If a biomarker can be identified for humans, it could have even broader implications in determining the best course of treatment for patients receiving radiotherapy for brain tumors or identifying which patients may be more at risk from radiation-based medical treatments, the investigators note.

Previous research has tested how well radiation-exposed rats do with basic learning tasks and mazes, but this new Johns Hopkins study focused on tests that closely mimic the self-tests of fitness for duty currently used by astronauts on the International Space Station prior to mission-critical events such as space walks. Similar fitness tests are also used for soldiers, airline pilots and long-haul truckers.

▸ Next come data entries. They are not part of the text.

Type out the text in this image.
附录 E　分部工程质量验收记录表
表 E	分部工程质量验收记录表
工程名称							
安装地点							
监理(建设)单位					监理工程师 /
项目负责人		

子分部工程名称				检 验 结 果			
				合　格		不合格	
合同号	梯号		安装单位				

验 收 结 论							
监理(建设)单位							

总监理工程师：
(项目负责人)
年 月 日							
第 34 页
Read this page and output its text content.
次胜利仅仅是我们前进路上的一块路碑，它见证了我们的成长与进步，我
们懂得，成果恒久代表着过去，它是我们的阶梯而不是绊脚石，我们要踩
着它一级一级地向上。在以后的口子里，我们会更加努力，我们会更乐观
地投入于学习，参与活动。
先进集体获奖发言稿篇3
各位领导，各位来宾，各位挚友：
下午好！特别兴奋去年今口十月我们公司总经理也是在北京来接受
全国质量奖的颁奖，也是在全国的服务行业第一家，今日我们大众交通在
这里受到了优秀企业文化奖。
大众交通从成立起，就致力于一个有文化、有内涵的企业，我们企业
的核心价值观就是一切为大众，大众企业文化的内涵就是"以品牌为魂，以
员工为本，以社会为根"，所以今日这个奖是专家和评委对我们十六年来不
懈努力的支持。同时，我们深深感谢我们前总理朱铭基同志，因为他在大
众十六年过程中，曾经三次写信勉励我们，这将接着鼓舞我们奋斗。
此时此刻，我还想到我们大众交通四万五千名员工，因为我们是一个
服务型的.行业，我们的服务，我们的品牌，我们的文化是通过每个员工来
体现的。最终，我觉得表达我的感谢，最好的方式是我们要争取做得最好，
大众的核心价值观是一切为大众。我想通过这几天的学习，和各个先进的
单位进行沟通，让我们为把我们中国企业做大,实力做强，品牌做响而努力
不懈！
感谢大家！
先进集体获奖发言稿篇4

In one such test, an astronaut sees a blank screen on a handheld device and is instructed to tap the screen when an LED counter lights up. The normal reaction time should be less than 300 milliseconds. The rats in the experiment are similarly taught to touch a light-up key with their noses and are then tested to see how quickly they react.

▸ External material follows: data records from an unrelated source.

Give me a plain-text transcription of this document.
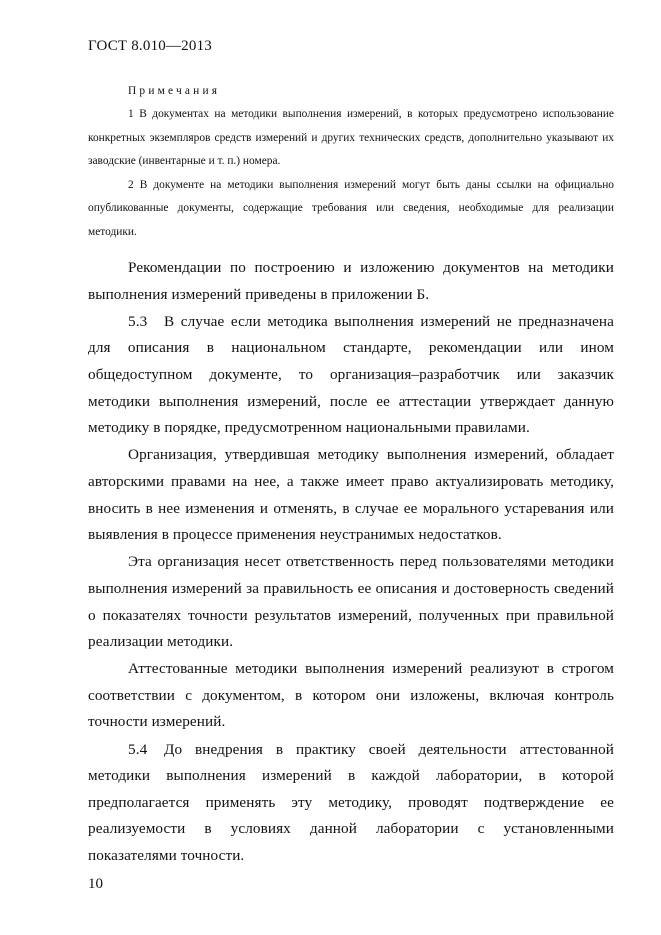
ГОСТ 8.010—2013
Примечания

1 В документах на методики выполнения измерений, в которых предусмотрено использование конкретных экземпляров средств измерений и других технических средств, дополнительно указывают их заводские (инвентарные и т. п.) номера.

2 В документе на методики выполнения измерений могут быть даны ссылки на официально опубликованные документы, содержащие требования или сведения, необходимые для реализации методики.

Рекомендации по построению и изложению документов на методики выполнения измерений приведены в приложении Б.

5.3 В случае если методика выполнения измерений не предназначена для описания в национальном стандарте, рекомендации или ином общедоступном документе, то организация–разработчик или заказчик методики выполнения измерений, после ее аттестации утверждает данную методику в порядке, предусмотренном национальными правилами.

Организация, утвердившая методику выполнения измерений, обладает авторскими правами на нее, а также имеет право актуализировать методику, вносить в нее изменения и отменять, в случае ее морального устаревания или выявления в процессе применения неустранимых недостатков.

Эта организация несет ответственность перед пользователями методики выполнения измерений за правильность ее описания и достоверность сведений о показателях точности результатов измерений, полученных при правильной реализации методики.

Аттестованные методики выполнения измерений реализуют в строгом соответствии с документом, в котором они изложены, включая контроль точности измерений.

5.4 До внедрения в практику своей деятельности аттестованной методики выполнения измерений в каждой лаборатории, в которой предполагается применять эту методику, проводят подтверждение ее реализуемости в условиях данной лаборатории с установленными показателями точности.

10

To conduct the new study, rats were first trained for the tests and then taken to Brookhaven National Laboratory on Long Island in Upton, N.Y., where a collider produces the high-energy proton and heavy ion radiation particles that normally occur in space. The rats’ heads were exposed to varying levels of radiation that astronauts would normally receive during long-duration missions, while other rats were given sham exposures.

Once the rats returned to Johns Hopkins, they were tested every day for 250 days. The radiation-sensitive animals (19 of 46) all showed evidence of impairment that began at 50 to 60 days post–exposure and remained through the end of the study.

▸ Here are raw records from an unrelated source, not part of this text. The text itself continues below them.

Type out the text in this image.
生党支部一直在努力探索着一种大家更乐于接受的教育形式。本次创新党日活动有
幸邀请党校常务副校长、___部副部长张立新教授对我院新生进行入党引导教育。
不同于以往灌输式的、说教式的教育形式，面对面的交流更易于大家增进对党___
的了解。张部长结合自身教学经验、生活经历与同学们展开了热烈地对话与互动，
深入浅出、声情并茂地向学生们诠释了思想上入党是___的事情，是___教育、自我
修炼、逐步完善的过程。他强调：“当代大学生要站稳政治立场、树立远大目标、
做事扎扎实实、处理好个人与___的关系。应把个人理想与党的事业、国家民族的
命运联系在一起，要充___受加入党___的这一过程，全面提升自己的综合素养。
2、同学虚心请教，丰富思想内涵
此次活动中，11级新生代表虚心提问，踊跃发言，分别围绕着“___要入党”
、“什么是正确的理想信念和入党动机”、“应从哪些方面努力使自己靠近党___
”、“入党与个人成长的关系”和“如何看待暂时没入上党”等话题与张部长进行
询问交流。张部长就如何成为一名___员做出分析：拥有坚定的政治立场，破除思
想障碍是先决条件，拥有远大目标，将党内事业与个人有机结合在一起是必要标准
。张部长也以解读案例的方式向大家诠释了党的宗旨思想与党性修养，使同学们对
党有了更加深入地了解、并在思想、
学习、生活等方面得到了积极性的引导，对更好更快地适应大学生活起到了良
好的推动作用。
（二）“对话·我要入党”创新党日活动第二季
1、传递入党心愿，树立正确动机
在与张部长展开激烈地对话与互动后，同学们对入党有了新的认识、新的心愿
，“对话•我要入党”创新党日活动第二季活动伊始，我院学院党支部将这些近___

Lapses in attention occurred in 64 percent of the sensitive animals, elevations in impulsive responding occurred in 45 percent and slower reaction times occurred in 27 percent. The impairments were not dependent on radiation dose. Additionally, some of the rats didn’t recover at all from their deficits over time, while others showed some recovery over time.

The radiation-sensitive rats that received higher doses of radiation had a higher concentration of transporters for the neurotransmitter dopamine, which plays a role in vigilance and attention, says Catherine M. Davis, Ph.D., a postdoctoral fellow in the Department of Psychiatry and Behavioral Sciences and the study’s first author.

The dopamine transport system appears impaired in radiation-sensitive rats because the neurotransmitter is most likely not removed in the manner it should be for the brain to function properly, she says. Humans with genetic differences related to dopamine transport, she adds, have been shown to do worse on the type of mental fitness tests given to the astronauts and rats alike.

Davis says she wouldn’t want to see radiation-sensitive astronauts kept from future missions to the moon or Mars, but she would want those astronauts to be prepared to take special precautions to protect their brains, such as wearing extra shielding or not performing space walks.

“As with other areas of personalized medicine, we would seek to create individual treatment and prevention plans for astronauts we believe would be more susceptible to cognitive deficits from radiation exposure,” she says.

Current astronauts are not as exposed to the damaging effects of radiation, Davis says, because the International Space Station flies in an orbit low enough that the Earth’s magnetic field continues to provide protection.

While the Johns Hopkins team studies the likely effects of radiation on the brain during a deep space mission, other NASA-funded research groups are looking at the potential effects of radiation on other parts of the body and on whether it increases cancer risks.